Russia may suspend space deliveries

Updated - August 11, 2016 03:21 pm IST

Published - August 25, 2011 04:26 pm IST - Moscow

The failed launch of a Russian cargo spacecraft on Wednesday is likely to affect further missions to the International Space Station (ISS), Russian experts said.

An unmanned Progress spacecraft, carrying food, water, fuel and experiments to the International Space Station crashed in Siberia minutes after takeoff from the Baikonur spaceport in Kazakhstan.

The accident will push back planned launches to the ISS, an unnamed space official at Baikonur told the Interfax news agency.

“The launch of a manned Soyuz TMA-22 spacecraft scheduled for September 22 will be put off to a later date,” Interfax quoted the expert as saying on Thursday.

The launch of a Glonass navigational satellite planned for Friday has already been cancelled.

The Soyuz-U rocket, which carried the ill-fated Progress M-12M freighter, has the same third stage booster as the Soyuz-FG used for manned flights, the Russian expert explained.
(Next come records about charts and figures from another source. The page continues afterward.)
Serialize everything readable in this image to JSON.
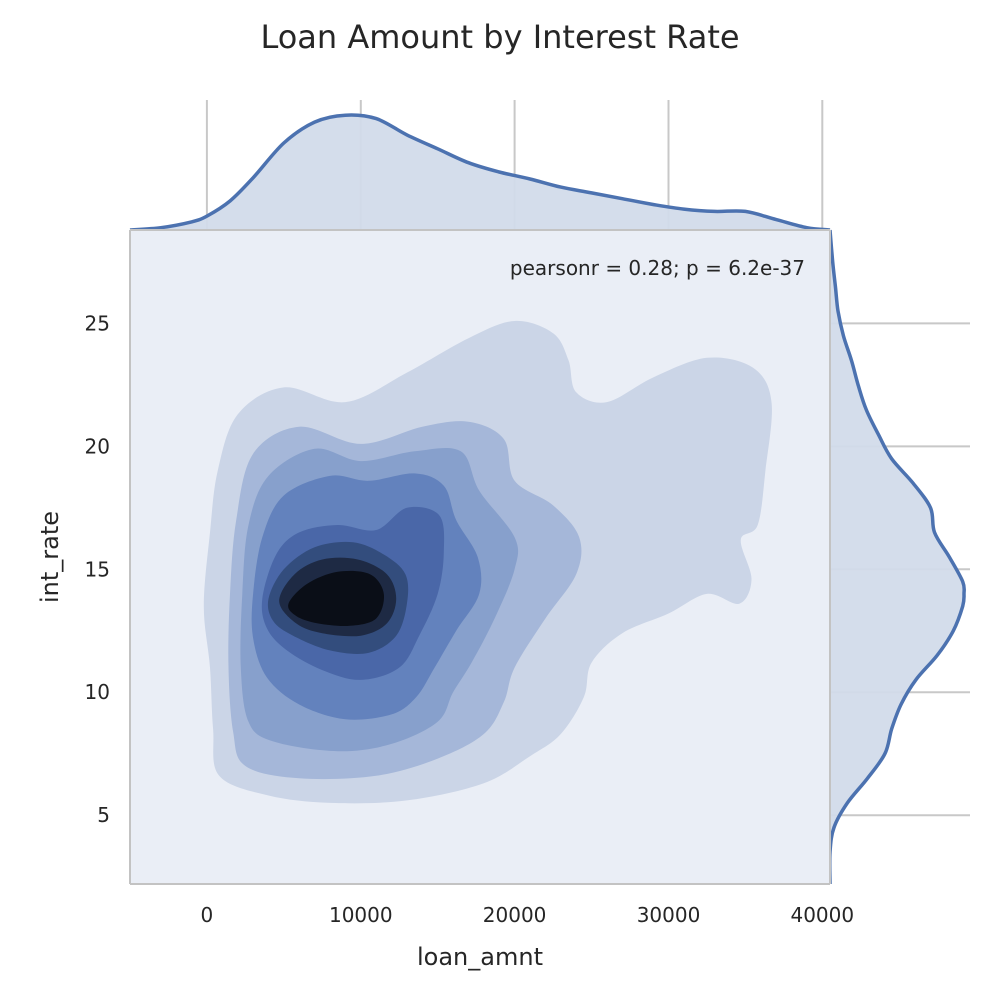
{
  "chart_data": {
    "type": "kde-joint",
    "title": "Loan Amount by Interest Rate",
    "xlabel": "loan_amnt",
    "ylabel": "int_rate",
    "annotation": "pearsonr = 0.28; p = 6.2e-37",
    "xlim": [
      -5000,
      40500
    ],
    "ylim": [
      2.2,
      28.8
    ],
    "x_ticks": [
      0,
      10000,
      20000,
      30000,
      40000
    ],
    "x_tick_labels": [
      "0",
      "10000",
      "20000",
      "30000",
      "40000"
    ],
    "y_ticks": [
      5,
      10,
      15,
      20,
      25
    ],
    "y_tick_labels": [
      "5",
      "10",
      "15",
      "20",
      "25"
    ],
    "joint_density": {
      "levels": 8,
      "mode": [
        9500,
        13.8
      ],
      "contours": [
        {
          "level": 1,
          "color": "#cbd5e7",
          "outline": [
            [
              -200,
              13.5
            ],
            [
              200,
              16.5
            ],
            [
              700,
              19.0
            ],
            [
              2000,
              21.3
            ],
            [
              5000,
              22.4
            ],
            [
              9000,
              21.8
            ],
            [
              13000,
              23.0
            ],
            [
              17000,
              24.4
            ],
            [
              20000,
              25.1
            ],
            [
              22500,
              24.6
            ],
            [
              23500,
              23.5
            ],
            [
              24000,
              22.2
            ],
            [
              26000,
              21.8
            ],
            [
              29000,
              22.8
            ],
            [
              32500,
              23.6
            ],
            [
              35500,
              23.2
            ],
            [
              36700,
              21.8
            ],
            [
              36300,
              19.0
            ],
            [
              35800,
              16.8
            ],
            [
              34700,
              16.2
            ],
            [
              35400,
              14.6
            ],
            [
              34600,
              13.6
            ],
            [
              32500,
              14.0
            ],
            [
              30000,
              13.2
            ],
            [
              27000,
              12.4
            ],
            [
              25000,
              11.2
            ],
            [
              24500,
              9.8
            ],
            [
              23000,
              8.3
            ],
            [
              21000,
              7.4
            ],
            [
              18000,
              6.3
            ],
            [
              13000,
              5.6
            ],
            [
              8000,
              5.5
            ],
            [
              4000,
              5.8
            ],
            [
              800,
              6.6
            ],
            [
              400,
              8.5
            ],
            [
              200,
              11.0
            ]
          ]
        },
        {
          "level": 2,
          "color": "#a5b7d9",
          "outline": [
            [
              1500,
              14.0
            ],
            [
              1900,
              17.0
            ],
            [
              3000,
              19.7
            ],
            [
              6000,
              20.8
            ],
            [
              10000,
              20.1
            ],
            [
              14000,
              20.8
            ],
            [
              17000,
              21.0
            ],
            [
              19300,
              20.3
            ],
            [
              20000,
              18.6
            ],
            [
              22500,
              17.6
            ],
            [
              24200,
              16.3
            ],
            [
              24000,
              14.8
            ],
            [
              22000,
              13.0
            ],
            [
              20000,
              11.0
            ],
            [
              19300,
              9.6
            ],
            [
              18000,
              8.3
            ],
            [
              15000,
              7.3
            ],
            [
              11000,
              6.6
            ],
            [
              6000,
              6.5
            ],
            [
              2500,
              7.0
            ],
            [
              1700,
              8.4
            ],
            [
              1400,
              11.0
            ]
          ]
        },
        {
          "level": 3,
          "color": "#87a0cc",
          "outline": [
            [
              2300,
              14.0
            ],
            [
              2700,
              16.8
            ],
            [
              4000,
              18.8
            ],
            [
              7000,
              19.9
            ],
            [
              10000,
              19.4
            ],
            [
              13500,
              19.8
            ],
            [
              16500,
              19.8
            ],
            [
              17700,
              18.2
            ],
            [
              20000,
              16.3
            ],
            [
              20000,
              15.0
            ],
            [
              18700,
              13.0
            ],
            [
              17200,
              11.2
            ],
            [
              16000,
              10.0
            ],
            [
              15000,
              8.8
            ],
            [
              12000,
              7.9
            ],
            [
              8500,
              7.6
            ],
            [
              4300,
              8.0
            ],
            [
              2700,
              8.8
            ],
            [
              2200,
              11.0
            ]
          ]
        },
        {
          "level": 4,
          "color": "#6382bd",
          "outline": [
            [
              3000,
              14.0
            ],
            [
              3600,
              16.3
            ],
            [
              5000,
              18.0
            ],
            [
              8000,
              18.8
            ],
            [
              10500,
              18.6
            ],
            [
              13500,
              18.9
            ],
            [
              15400,
              18.4
            ],
            [
              16200,
              17.0
            ],
            [
              17600,
              15.5
            ],
            [
              17700,
              14.0
            ],
            [
              16200,
              12.5
            ],
            [
              14800,
              11.0
            ],
            [
              13600,
              9.8
            ],
            [
              12000,
              9.1
            ],
            [
              9000,
              8.9
            ],
            [
              6000,
              9.5
            ],
            [
              3900,
              10.6
            ],
            [
              3000,
              12.2
            ]
          ]
        },
        {
          "level": 5,
          "color": "#4a67a8",
          "outline": [
            [
              3600,
              13.8
            ],
            [
              4500,
              15.6
            ],
            [
              6000,
              16.5
            ],
            [
              8500,
              16.8
            ],
            [
              11000,
              16.6
            ],
            [
              13000,
              17.5
            ],
            [
              15100,
              17.2
            ],
            [
              15400,
              15.7
            ],
            [
              15000,
              14.0
            ],
            [
              13800,
              12.3
            ],
            [
              12500,
              11.0
            ],
            [
              10000,
              10.5
            ],
            [
              7500,
              10.9
            ],
            [
              5200,
              11.7
            ],
            [
              3900,
              12.6
            ]
          ]
        },
        {
          "level": 6,
          "color": "#334d7d",
          "outline": [
            [
              4000,
              13.8
            ],
            [
              5000,
              15.0
            ],
            [
              7000,
              15.9
            ],
            [
              9500,
              16.1
            ],
            [
              11500,
              15.6
            ],
            [
              12900,
              14.8
            ],
            [
              13000,
              13.6
            ],
            [
              12300,
              12.3
            ],
            [
              10500,
              11.6
            ],
            [
              8000,
              11.7
            ],
            [
              5600,
              12.3
            ],
            [
              4300,
              12.9
            ]
          ]
        },
        {
          "level": 7,
          "color": "#1e2a44",
          "outline": [
            [
              4700,
              13.7
            ],
            [
              5700,
              14.8
            ],
            [
              7500,
              15.4
            ],
            [
              9800,
              15.4
            ],
            [
              11700,
              14.8
            ],
            [
              12300,
              13.8
            ],
            [
              11700,
              12.8
            ],
            [
              10000,
              12.3
            ],
            [
              7500,
              12.4
            ],
            [
              5800,
              12.8
            ]
          ]
        },
        {
          "level": 8,
          "color": "#0a0e17",
          "outline": [
            [
              5300,
              13.6
            ],
            [
              6500,
              14.4
            ],
            [
              8500,
              14.9
            ],
            [
              10600,
              14.8
            ],
            [
              11500,
              14.0
            ],
            [
              11000,
              13.0
            ],
            [
              9300,
              12.7
            ],
            [
              7200,
              12.8
            ],
            [
              5800,
              13.1
            ]
          ]
        }
      ]
    },
    "marginal_x": {
      "x": [
        -5000,
        -3000,
        -1000,
        0,
        1500,
        3000,
        5000,
        7000,
        9000,
        11000,
        13000,
        15000,
        17000,
        19000,
        21000,
        23000,
        25000,
        27000,
        29000,
        31000,
        33000,
        35000,
        37000,
        39000,
        40500
      ],
      "density": [
        0.0,
        0.02,
        0.07,
        0.12,
        0.25,
        0.45,
        0.75,
        0.93,
        0.99,
        0.96,
        0.82,
        0.7,
        0.58,
        0.5,
        0.44,
        0.37,
        0.32,
        0.27,
        0.22,
        0.18,
        0.16,
        0.16,
        0.09,
        0.02,
        0.0
      ]
    },
    "marginal_y": {
      "y": [
        2.2,
        3.5,
        4.5,
        5.5,
        6.5,
        7.5,
        8.5,
        9.5,
        10.5,
        11.5,
        12.5,
        13.5,
        14.0,
        14.5,
        15.5,
        16.5,
        17.5,
        18.5,
        19.5,
        20.5,
        21.5,
        22.5,
        23.5,
        24.5,
        25.5,
        26.5,
        27.5,
        28.8
      ],
      "density": [
        0.0,
        0.0,
        0.03,
        0.13,
        0.28,
        0.41,
        0.46,
        0.53,
        0.64,
        0.8,
        0.92,
        0.99,
        1.0,
        0.99,
        0.89,
        0.78,
        0.75,
        0.62,
        0.46,
        0.36,
        0.27,
        0.21,
        0.16,
        0.1,
        0.06,
        0.04,
        0.02,
        0.0
      ]
    },
    "grid": true,
    "line_color": "#4c72b0",
    "fill_color": "#d2dbea",
    "plot_background": "#eaeef6"
  }
}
It is the third stage that is blamed for Wednesday’s accident. The spacecraft failed to reach orbit because the third stage engines shut off early after developing a malfunction, the Russian space agency Roskosmos said on its website.
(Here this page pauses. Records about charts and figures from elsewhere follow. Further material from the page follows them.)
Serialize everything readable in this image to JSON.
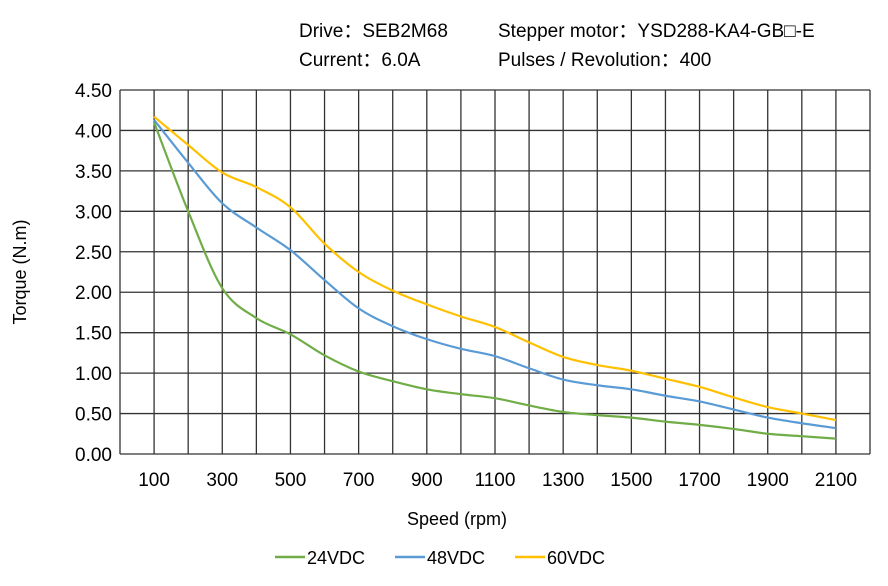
{
  "header": {
    "drive": "Drive：SEB2M68",
    "motor": "Stepper  motor：YSD288-KA4-GB□-E",
    "current": "Current：6.0A",
    "pulses": "Pulses / Revolution：400"
  },
  "chart_data": {
    "type": "line",
    "title": "",
    "xlabel": "Speed  (rpm)",
    "ylabel": "Torque (N.m)",
    "xlim": [
      0,
      2200
    ],
    "ylim": [
      0,
      4.5
    ],
    "grid": true,
    "legend": "bottom",
    "x_ticks": [
      100,
      300,
      500,
      700,
      900,
      1100,
      1300,
      1500,
      1700,
      1900,
      2100
    ],
    "y_ticks": [
      "0.00",
      "0.50",
      "1.00",
      "1.50",
      "2.00",
      "2.50",
      "3.00",
      "3.50",
      "4.00",
      "4.50"
    ],
    "x": [
      100,
      200,
      300,
      400,
      500,
      600,
      700,
      800,
      900,
      1000,
      1100,
      1200,
      1300,
      1400,
      1500,
      1600,
      1700,
      1800,
      1900,
      2000,
      2100
    ],
    "series": [
      {
        "name": "24VDC",
        "color": "#70ad47",
        "values": [
          4.1,
          3.0,
          2.05,
          1.68,
          1.48,
          1.22,
          1.02,
          0.9,
          0.8,
          0.74,
          0.69,
          0.6,
          0.52,
          0.48,
          0.45,
          0.4,
          0.36,
          0.31,
          0.25,
          0.22,
          0.19
        ]
      },
      {
        "name": "48VDC",
        "color": "#5b9bd5",
        "values": [
          4.13,
          3.6,
          3.1,
          2.8,
          2.52,
          2.15,
          1.8,
          1.58,
          1.42,
          1.3,
          1.21,
          1.06,
          0.92,
          0.85,
          0.8,
          0.72,
          0.65,
          0.55,
          0.45,
          0.38,
          0.32
        ]
      },
      {
        "name": "60VDC",
        "color": "#ffc000",
        "values": [
          4.17,
          3.82,
          3.48,
          3.3,
          3.05,
          2.6,
          2.25,
          2.02,
          1.85,
          1.7,
          1.57,
          1.38,
          1.2,
          1.1,
          1.03,
          0.93,
          0.83,
          0.7,
          0.58,
          0.5,
          0.42
        ]
      }
    ]
  }
}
Roskosmos said the accident will not disrupt the work of the six-man international crew aboard the ISS as they have sufficient supplies of food, water and oxygen. The space agency also refuted fears voiced by NASA that the planned return to earth of three ISS crew on September 8 may be delayed.

Ecologists fear large-scale environmental damage from the Progress accident as the rocket that crashed on Wednesday carried a ton of highly toxic liquid fuel, Geptil, that can poison soil and underground water for decades. It is not known how much of the fuel was destroyed in a massive explosion that was heard 100 km away from the crash in a remote area of Altai in southern Siberia.
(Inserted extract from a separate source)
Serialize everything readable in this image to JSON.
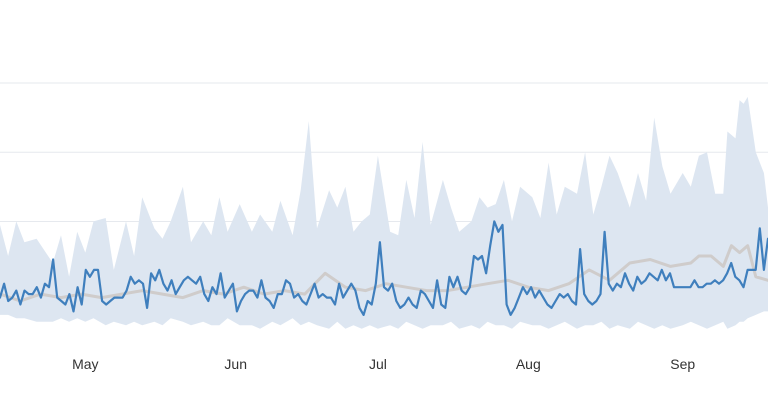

The Progress was the fourth failed space launch in Russia since December last year when a rocket with three Glonass satellites crashed into the Pacific Ocean after launch. The Russian military lost a geodetic satellite in February, and Europe’s biggest satellite for Internet and digital television across Russia was put into the wrong orbit last week.

Prime Minister Vladimir Putin has ordered an overhaul of quality control procedures during the manufacture of space hardware.